According to government regulation, the Social Ministry has to propose a series of names to be given the title of national hero to the president after discussing them with the Titles Council. The president will decide which names will be given the official title—which will be granted in a ceremony on National Heroes Day, Nov. 10.

However, not everyone agrees that former dictator Suharto should be given the title.

Chief Security Minister Luhut Pandjaitan has declared his support for the pro-Suharto side, saying "the country should not forget the positive things Suharto did, though as a leader he did make some mistakes."

“We have to look at the bigger picture. Let's be honest, Suharto did make some mistakes but at the same time he also transformed the country from an unregarded backwater into a modern country. No one can deny that,” Luhut said in a media briefing on Friday.

On the other side of the divide, Indonesian Democratic Party of Struggle (PDI-P) lawmaker Masinton Pasaribu asked the government to reconsider the plan, since the public now sees Suharto as the ultimate source of corruption, collusion and nepotistic practices during his rule.

Masinton noted that a People’s Consultative Assembly Decree (Tap MPR) released in 1998 declared that Suharto was involved in many corruptions cases.

“The decree clearly and firmly stated that Suharto was personally—legally—involved in these cases,” Masinton said.

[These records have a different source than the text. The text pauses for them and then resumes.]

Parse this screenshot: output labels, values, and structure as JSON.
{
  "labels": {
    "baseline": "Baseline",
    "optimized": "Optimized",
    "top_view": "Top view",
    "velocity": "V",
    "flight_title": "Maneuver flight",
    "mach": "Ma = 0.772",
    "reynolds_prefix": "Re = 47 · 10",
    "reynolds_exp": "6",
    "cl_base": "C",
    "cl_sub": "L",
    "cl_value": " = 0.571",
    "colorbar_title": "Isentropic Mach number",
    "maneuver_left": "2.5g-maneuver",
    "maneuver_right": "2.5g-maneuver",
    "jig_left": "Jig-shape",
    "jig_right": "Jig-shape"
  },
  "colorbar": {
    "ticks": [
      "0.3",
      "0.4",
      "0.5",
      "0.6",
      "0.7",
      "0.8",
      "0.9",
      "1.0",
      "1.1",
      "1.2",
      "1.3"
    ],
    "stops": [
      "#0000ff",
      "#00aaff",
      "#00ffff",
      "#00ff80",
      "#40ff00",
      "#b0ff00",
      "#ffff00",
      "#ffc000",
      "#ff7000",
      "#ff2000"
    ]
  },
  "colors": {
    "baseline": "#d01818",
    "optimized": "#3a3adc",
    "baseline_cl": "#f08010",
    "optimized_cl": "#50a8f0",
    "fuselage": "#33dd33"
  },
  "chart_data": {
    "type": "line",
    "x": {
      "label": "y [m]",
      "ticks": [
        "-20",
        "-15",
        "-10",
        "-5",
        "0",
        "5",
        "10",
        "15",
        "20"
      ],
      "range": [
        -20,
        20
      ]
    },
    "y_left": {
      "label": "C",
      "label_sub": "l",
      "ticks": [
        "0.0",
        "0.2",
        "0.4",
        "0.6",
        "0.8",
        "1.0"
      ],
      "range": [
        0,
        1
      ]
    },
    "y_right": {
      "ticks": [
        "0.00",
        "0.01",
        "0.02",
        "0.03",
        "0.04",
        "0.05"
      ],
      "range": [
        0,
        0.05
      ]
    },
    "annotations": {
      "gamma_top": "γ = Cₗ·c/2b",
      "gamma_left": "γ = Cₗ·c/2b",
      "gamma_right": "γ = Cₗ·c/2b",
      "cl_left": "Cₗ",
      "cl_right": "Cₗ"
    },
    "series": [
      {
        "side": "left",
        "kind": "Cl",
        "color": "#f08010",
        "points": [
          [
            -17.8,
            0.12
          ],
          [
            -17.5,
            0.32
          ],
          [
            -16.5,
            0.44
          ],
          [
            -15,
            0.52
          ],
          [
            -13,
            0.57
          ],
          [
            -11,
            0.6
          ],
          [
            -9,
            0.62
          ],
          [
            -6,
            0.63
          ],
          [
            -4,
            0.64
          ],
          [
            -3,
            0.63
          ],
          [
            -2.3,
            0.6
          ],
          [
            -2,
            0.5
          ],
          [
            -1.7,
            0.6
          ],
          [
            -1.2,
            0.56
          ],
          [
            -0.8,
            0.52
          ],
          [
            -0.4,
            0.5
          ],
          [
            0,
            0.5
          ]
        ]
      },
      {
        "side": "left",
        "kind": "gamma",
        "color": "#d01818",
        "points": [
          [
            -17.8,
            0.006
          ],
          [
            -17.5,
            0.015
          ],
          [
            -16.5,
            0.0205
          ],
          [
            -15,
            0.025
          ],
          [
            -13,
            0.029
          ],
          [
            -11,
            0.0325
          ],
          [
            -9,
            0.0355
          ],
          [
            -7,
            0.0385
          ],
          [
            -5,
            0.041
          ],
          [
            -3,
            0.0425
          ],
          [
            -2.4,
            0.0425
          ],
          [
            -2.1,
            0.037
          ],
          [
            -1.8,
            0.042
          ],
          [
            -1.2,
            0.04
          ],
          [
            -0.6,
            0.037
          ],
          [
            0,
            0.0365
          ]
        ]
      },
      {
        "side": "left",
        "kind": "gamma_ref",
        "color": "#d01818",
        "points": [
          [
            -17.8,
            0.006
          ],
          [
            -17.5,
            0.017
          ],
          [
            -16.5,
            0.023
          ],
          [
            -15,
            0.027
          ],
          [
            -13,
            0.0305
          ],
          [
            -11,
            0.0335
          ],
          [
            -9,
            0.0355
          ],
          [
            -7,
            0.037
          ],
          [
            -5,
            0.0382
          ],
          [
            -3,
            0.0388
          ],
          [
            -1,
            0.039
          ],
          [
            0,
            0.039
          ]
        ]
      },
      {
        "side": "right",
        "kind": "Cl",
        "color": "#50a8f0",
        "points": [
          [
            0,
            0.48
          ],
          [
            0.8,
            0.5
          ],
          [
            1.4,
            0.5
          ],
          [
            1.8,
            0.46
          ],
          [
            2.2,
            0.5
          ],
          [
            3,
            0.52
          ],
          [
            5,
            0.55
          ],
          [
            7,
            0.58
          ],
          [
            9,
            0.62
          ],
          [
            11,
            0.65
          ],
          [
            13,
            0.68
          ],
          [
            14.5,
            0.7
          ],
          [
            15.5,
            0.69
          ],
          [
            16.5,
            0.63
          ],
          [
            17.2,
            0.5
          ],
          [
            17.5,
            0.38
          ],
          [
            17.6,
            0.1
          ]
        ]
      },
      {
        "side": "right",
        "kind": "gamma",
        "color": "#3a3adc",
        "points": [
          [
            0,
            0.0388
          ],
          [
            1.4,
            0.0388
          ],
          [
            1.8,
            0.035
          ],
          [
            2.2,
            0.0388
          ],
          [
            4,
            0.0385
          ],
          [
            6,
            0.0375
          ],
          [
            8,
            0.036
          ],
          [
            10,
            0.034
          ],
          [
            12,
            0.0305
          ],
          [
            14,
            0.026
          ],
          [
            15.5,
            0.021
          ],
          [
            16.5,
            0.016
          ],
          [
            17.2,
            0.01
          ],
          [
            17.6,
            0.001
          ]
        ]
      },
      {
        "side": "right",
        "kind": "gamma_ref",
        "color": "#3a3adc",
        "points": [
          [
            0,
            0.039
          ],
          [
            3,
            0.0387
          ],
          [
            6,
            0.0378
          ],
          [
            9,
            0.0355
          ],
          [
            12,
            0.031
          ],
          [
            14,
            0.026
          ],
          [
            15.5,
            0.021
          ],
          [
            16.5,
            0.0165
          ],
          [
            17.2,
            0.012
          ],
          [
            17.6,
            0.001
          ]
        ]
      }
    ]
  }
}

Suharto, nicknamed the “Smiling General” while he was president, died after a long illness in January 2008. He was brought down from power in 1998 by massive student-led protests after ruling the country for 32 years, during which time Indonesia was celebrated for its economic development. But dissent was muffled during his reign and many people disappeared when his family’s wealth and iron-fisted rule was questioned.

Last December, a Supreme Court's ruling ordered the family of Suharto to return Rp 4.4 trillion ($317 million) to the state after the former strongman was proven guilty of misappropriating state funds during his three-decade rule.

The court ruled the funds accumulated since the establishment of the Supersemar foundation—a total sum of $420 million and Rp 185 billion—were largely embezzled and never used for their stated purpose: to improve education throughout the country.

The Suharto family still has not returned any of the money to this day.